Good question. The motivation is understandable: to allow the client to still reach its intended outcome, without worrying about error handling. I would say, returning 204 in subsequent DELETE, is a largely harmless server-side "white lie", which the client-side won't immediately tell a difference. That's why there are ~25% people doing that in the wild and it seemingly still works. Just keep in mind that, such lie can be considered semantically weird, because
GET /non-exist
returns 404 butDELETE /non-exist
gives 204, at that point the client would figure out your service does not fully comply with section 6.5.4 404 Not Found.But I want to point out that, the intended way hinted by RFC 7231, i.e. returning 404 on subsequent DELETE, shouldn't be an issue in the first place. 3x more developers chose to do that, and did you ever hear a major incident or complain caused by a client not being able to handle 404? Presumably, nope, and that is because, any decent client which implements HTTP DELETE (or any HTTP method, for that matter), would not blindly assume the result would always be successful 2xx. And then, once the developer starts to consider the error handling, 404 Not Found would be one of the first errors that comes into mind. At that point, he/she would probably draw a conclusion that, it is semantically safe for an HTTP DELETE operation to ignore a 404 error.
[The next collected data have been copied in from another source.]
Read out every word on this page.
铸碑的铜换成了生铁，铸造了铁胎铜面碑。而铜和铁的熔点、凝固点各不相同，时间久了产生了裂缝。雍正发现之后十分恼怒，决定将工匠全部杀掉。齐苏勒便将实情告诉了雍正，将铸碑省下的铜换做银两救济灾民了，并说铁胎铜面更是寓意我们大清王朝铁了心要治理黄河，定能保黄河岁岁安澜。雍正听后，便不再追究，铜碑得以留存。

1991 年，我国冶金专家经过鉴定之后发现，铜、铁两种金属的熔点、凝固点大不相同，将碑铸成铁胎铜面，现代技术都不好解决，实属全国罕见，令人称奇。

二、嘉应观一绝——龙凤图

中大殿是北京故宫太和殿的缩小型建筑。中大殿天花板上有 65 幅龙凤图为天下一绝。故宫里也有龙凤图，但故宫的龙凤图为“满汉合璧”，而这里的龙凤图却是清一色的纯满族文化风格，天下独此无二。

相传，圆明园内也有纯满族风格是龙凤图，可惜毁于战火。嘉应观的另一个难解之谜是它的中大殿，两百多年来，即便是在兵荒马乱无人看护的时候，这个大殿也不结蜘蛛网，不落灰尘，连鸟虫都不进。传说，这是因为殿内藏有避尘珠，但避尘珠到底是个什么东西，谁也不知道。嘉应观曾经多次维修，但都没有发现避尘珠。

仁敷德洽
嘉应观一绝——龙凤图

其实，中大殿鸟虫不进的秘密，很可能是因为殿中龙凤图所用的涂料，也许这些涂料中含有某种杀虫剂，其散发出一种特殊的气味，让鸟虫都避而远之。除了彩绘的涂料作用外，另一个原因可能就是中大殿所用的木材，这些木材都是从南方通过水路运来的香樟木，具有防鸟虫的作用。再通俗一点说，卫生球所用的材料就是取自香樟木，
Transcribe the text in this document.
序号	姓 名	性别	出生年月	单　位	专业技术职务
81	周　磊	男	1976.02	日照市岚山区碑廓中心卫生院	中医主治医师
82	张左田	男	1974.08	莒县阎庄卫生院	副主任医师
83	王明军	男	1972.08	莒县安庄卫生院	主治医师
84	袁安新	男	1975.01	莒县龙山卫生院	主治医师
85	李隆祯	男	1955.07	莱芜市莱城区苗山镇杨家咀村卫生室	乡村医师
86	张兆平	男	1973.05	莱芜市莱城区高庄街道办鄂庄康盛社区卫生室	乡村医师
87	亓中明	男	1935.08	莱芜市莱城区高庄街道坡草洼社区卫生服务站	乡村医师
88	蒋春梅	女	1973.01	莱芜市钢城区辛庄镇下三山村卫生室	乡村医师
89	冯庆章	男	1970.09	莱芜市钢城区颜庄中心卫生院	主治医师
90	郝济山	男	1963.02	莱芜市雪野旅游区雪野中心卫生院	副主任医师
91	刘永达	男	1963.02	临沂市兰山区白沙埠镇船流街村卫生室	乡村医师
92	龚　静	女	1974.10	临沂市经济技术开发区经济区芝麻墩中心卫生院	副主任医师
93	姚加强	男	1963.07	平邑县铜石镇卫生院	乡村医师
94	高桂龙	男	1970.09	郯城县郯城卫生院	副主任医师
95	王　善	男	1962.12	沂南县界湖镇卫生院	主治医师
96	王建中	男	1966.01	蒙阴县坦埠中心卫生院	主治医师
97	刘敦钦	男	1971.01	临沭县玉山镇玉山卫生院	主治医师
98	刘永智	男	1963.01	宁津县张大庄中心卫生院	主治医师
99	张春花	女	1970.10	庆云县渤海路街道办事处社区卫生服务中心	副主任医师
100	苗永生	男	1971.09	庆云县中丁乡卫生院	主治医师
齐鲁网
And they did so.
Problem solved.
Solution 3:
The RESTful web services cookbook is a great resource for this. By chance, its google preview show the page about DELETE (page 11):
The DELETE method is idempotent. This implies that the server must return response code 200 (OK) even if the server deleted the resource in a previous request. But in practice, implementing DELETE as an idempotent operation requires the server to keep track of all deleted resources. Otherwise, it can return a 404 (Not Found).